Adapun tingkatan dari imam mujtahid itu ada lima;
1. Mujtahid Muthlaq,
2. Mujtahid Muntasib,
3. Mujtahid Muqayyad,
4. Mujtahid Fatwa, dan
5. Mujtahid Murajjih.
VII. PENUTUP
Demikianlah makalah yang telah kami tulis untuk memenuhi tugas ahir semester mata kuliah Ahli sunnah Wal jama’ah.

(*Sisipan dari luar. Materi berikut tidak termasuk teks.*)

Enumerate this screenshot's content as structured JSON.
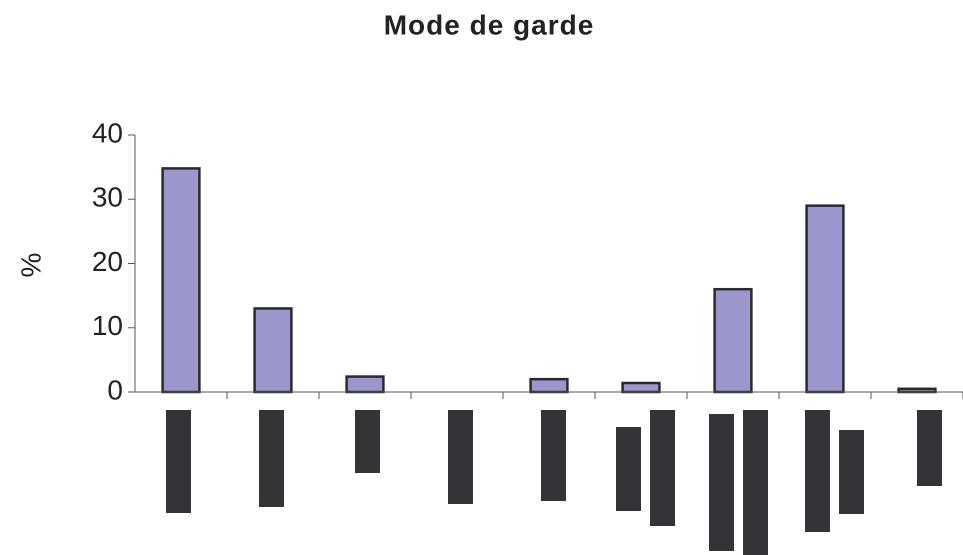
{
  "chart_data": {
    "type": "bar",
    "title": "Mode de garde",
    "y_label": "%",
    "categories": [
      null,
      null,
      null,
      null,
      null,
      null,
      null,
      null,
      null
    ],
    "values": [
      34.8,
      13,
      2.4,
      0,
      2,
      1.4,
      16,
      29,
      0.5
    ],
    "color": "#9b96cb",
    "edge_color": "#2b2b2b",
    "ylim": [
      0,
      40
    ],
    "yticks": [
      0,
      10,
      20,
      30,
      40
    ],
    "grid": false
  }
}
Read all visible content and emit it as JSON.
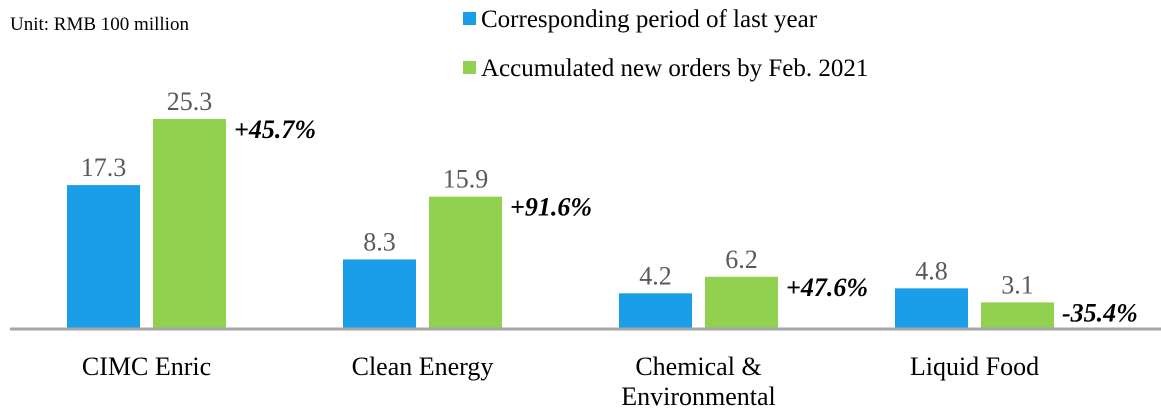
{
  "chart_data": {
    "type": "bar",
    "unit_note": "Unit: RMB 100 million",
    "categories": [
      "CIMC Enric",
      "Clean Energy",
      "Chemical & Environmental",
      "Liquid Food"
    ],
    "series": [
      {
        "name": "Corresponding period of last year",
        "color": "#1a9ee8",
        "values": [
          17.3,
          8.3,
          4.2,
          4.8
        ]
      },
      {
        "name": "Accumulated new orders by Feb. 2021",
        "color": "#92d050",
        "values": [
          25.3,
          15.9,
          6.2,
          3.1
        ]
      }
    ],
    "annotations": [
      "+45.7%",
      "+91.6%",
      "+47.6%",
      "-35.4%"
    ]
  }
}
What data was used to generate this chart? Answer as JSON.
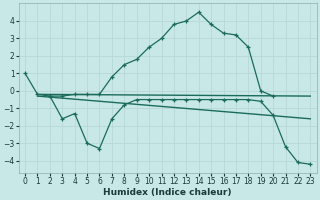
{
  "xlabel": "Humidex (Indice chaleur)",
  "xlim": [
    -0.5,
    23.5
  ],
  "ylim": [
    -4.7,
    5.0
  ],
  "yticks": [
    -4,
    -3,
    -2,
    -1,
    0,
    1,
    2,
    3,
    4
  ],
  "xticks": [
    0,
    1,
    2,
    3,
    4,
    5,
    6,
    7,
    8,
    9,
    10,
    11,
    12,
    13,
    14,
    15,
    16,
    17,
    18,
    19,
    20,
    21,
    22,
    23
  ],
  "bg_color": "#c8e8e8",
  "grid_color": "#d8ecec",
  "line_color": "#1a6b5a",
  "line1_x": [
    0,
    1,
    2,
    3,
    4,
    5,
    6,
    7,
    8,
    9,
    10,
    11,
    12,
    13,
    14,
    15,
    16,
    17,
    18,
    19,
    20
  ],
  "line1_y": [
    1.0,
    -0.2,
    -0.3,
    -0.3,
    -0.2,
    -0.2,
    -0.2,
    0.8,
    1.5,
    1.8,
    2.5,
    3.0,
    3.8,
    4.0,
    4.5,
    3.8,
    3.3,
    3.2,
    2.5,
    0.0,
    -0.3
  ],
  "line2_x": [
    2,
    3,
    4,
    5,
    6,
    7,
    8,
    9,
    10,
    11,
    12,
    13,
    14,
    15,
    16,
    17,
    18,
    19,
    20,
    21,
    22,
    23
  ],
  "line2_y": [
    -0.3,
    -1.6,
    -1.3,
    -3.0,
    -3.3,
    -1.6,
    -0.8,
    -0.5,
    -0.5,
    -0.5,
    -0.5,
    -0.5,
    -0.5,
    -0.5,
    -0.5,
    -0.5,
    -0.5,
    -0.6,
    -1.4,
    -3.2,
    -4.1,
    -4.2
  ],
  "line3_x": [
    1,
    23
  ],
  "line3_y": [
    -0.2,
    -0.3
  ],
  "line4_x": [
    1,
    23
  ],
  "line4_y": [
    -0.3,
    -1.6
  ]
}
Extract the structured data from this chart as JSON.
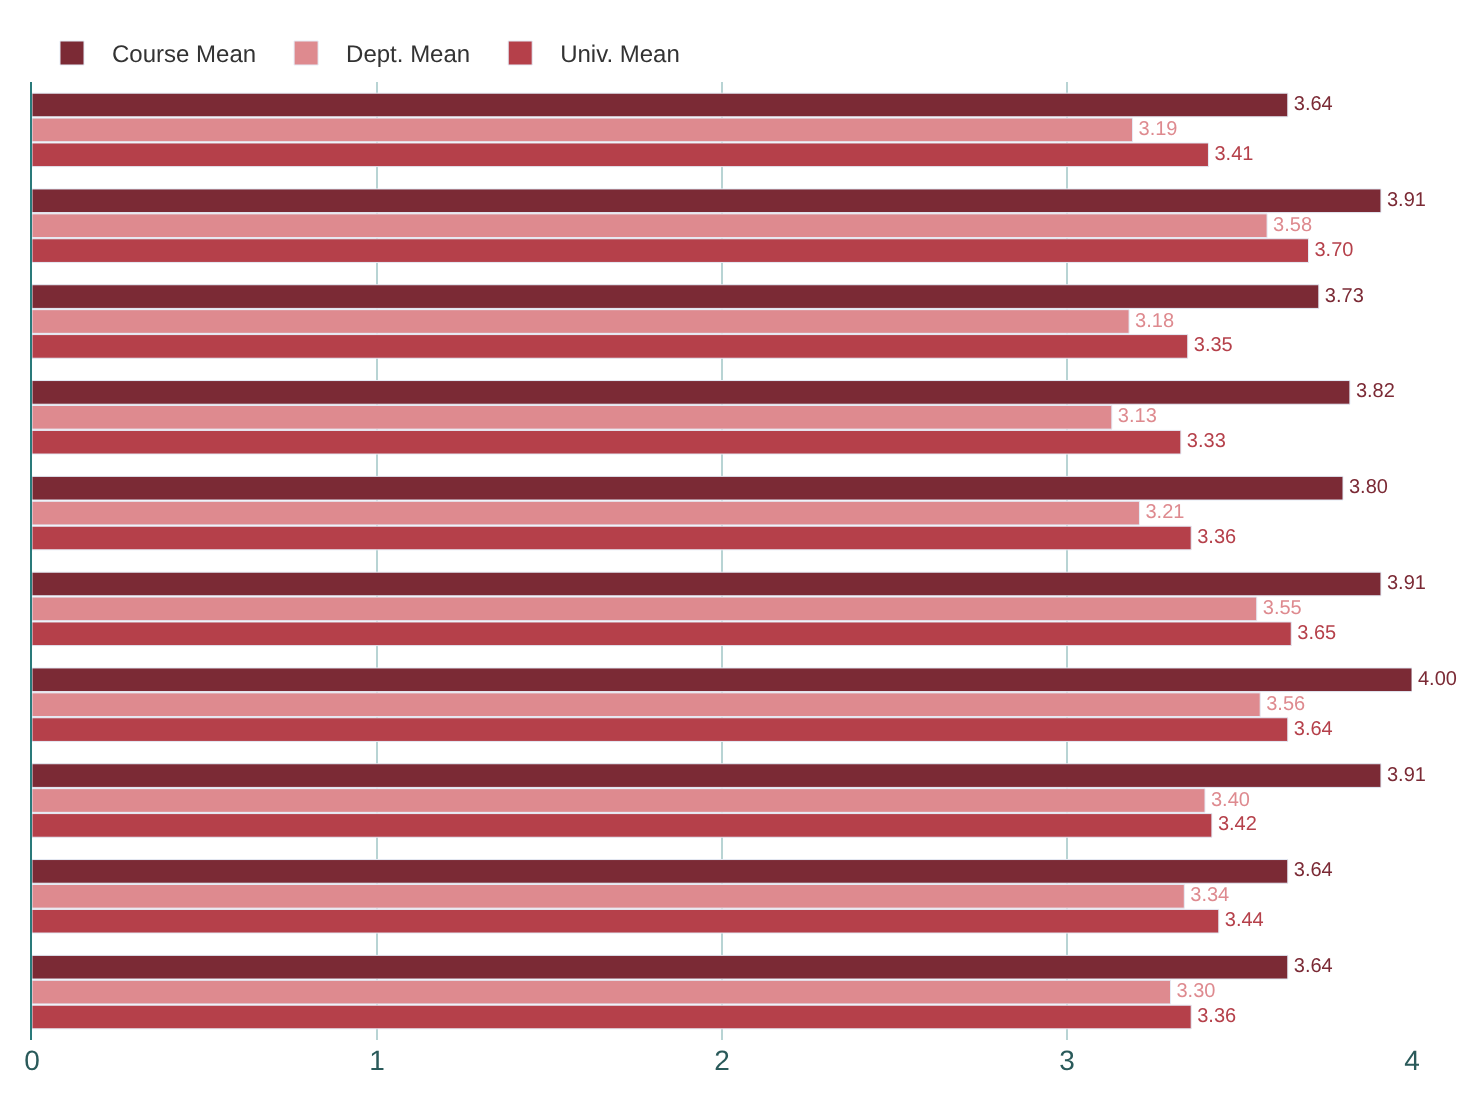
{
  "chart_data": {
    "type": "bar",
    "orientation": "horizontal",
    "categories": [
      null,
      null,
      null,
      null,
      null,
      null,
      null,
      null,
      null,
      null
    ],
    "series": [
      {
        "name": "Course Mean",
        "color": "#7b2a35",
        "values": [
          3.64,
          3.91,
          3.73,
          3.82,
          3.8,
          3.91,
          4.0,
          3.91,
          3.64,
          3.64
        ],
        "value_labels": [
          "3.64",
          "3.91",
          "3.73",
          "3.82",
          "3.80",
          "3.91",
          "4.00",
          "3.91",
          "3.64",
          "3.64"
        ]
      },
      {
        "name": "Dept. Mean",
        "color": "#de8a8f",
        "values": [
          3.19,
          3.58,
          3.18,
          3.13,
          3.21,
          3.55,
          3.56,
          3.4,
          3.34,
          3.3
        ],
        "value_labels": [
          "3.19",
          "3.58",
          "3.18",
          "3.13",
          "3.21",
          "3.55",
          "3.56",
          "3.40",
          "3.34",
          "3.30"
        ]
      },
      {
        "name": "Univ. Mean",
        "color": "#b5404a",
        "values": [
          3.41,
          3.7,
          3.35,
          3.33,
          3.36,
          3.65,
          3.64,
          3.42,
          3.44,
          3.36
        ],
        "value_labels": [
          "3.41",
          "3.70",
          "3.35",
          "3.33",
          "3.36",
          "3.65",
          "3.64",
          "3.42",
          "3.44",
          "3.36"
        ]
      }
    ],
    "xlim": [
      0,
      4
    ],
    "xticks": [
      0,
      1,
      2,
      3,
      4
    ],
    "grid": "x",
    "legend": "top left"
  }
}
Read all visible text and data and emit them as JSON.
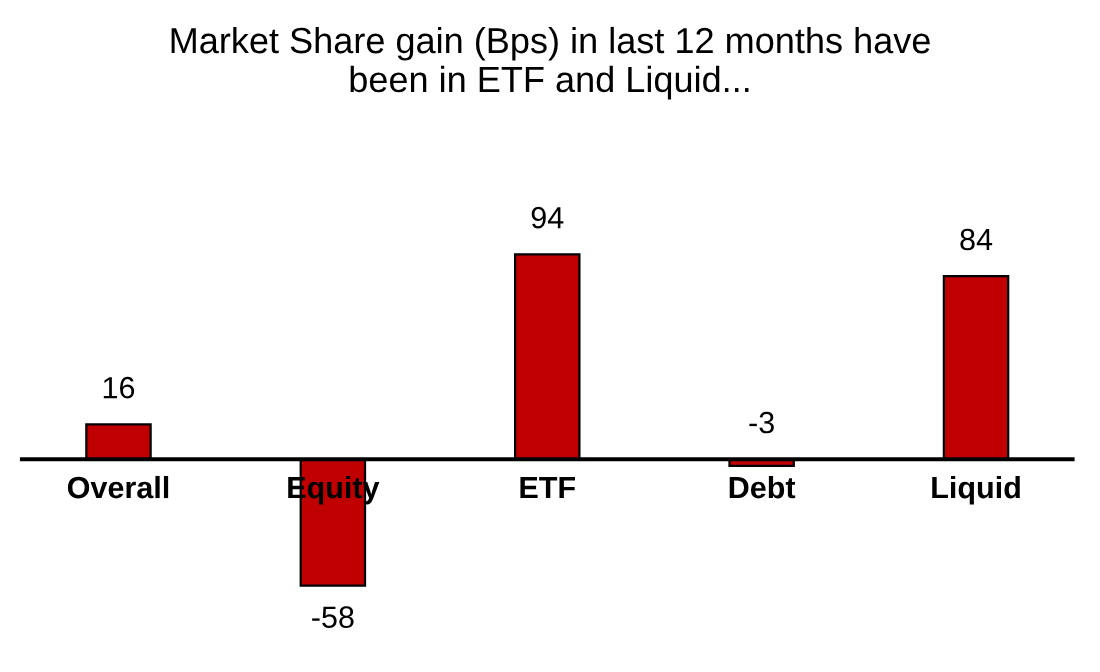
{
  "chart_data": {
    "type": "bar",
    "title": "Market Share gain (Bps) in last 12 months have\nbeen in ETF and Liquid...",
    "categories": [
      "Overall",
      "Equity",
      "ETF",
      "Debt",
      "Liquid"
    ],
    "values": [
      16,
      -58,
      94,
      -3,
      84
    ],
    "color": "#c00000",
    "data_labels": true,
    "grid": false,
    "legend": false
  }
}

Tentunya masih terdapat banyak kesalahan dan kekurangan dalam penulisan makalah kami ini yang karena keterbatasan kemampuan kami, oleh karena itu sudilah Bapak Drs.H.Mudzakkir Ali, MA selaku dosen pengampu mata kuliah ASWAJA ini untuk memberikan kritik, saran dan masukan demi sempurnanya makalah kami ini.
VIII. REFERENSI
1. Al-Zuhaili, Dr, al-Fiqh al- Islam wa Adillatuh, Beirut, Muassasah al-Risalah, 1992.
2. Al-Quyairi, al-hafizh, al-‘Id, Taqiyyuddin ibnu Daqiq, Majmu’ah Sab’ah Kutub Mufidah, Beirut Dar al-Fikr, 1972.
3. Ibn Katsir, al-Hafizh Abi al-Fida’ Ismail, Tafsir al-Qur’an al-Azhim, Beirut, Dar al- Ma’rifah, 1987.
4. Muhammad Abu Zahrah, Ushul al-Fiqh, Istanbul, Maktabah al-Islamiyyah, TT.
5. Syaifuddin Zuhri, Prof.KH, Sejarah Kebangkitan Islam dan perkembangannya di Indonesia, Surabaya, Khalista,1997.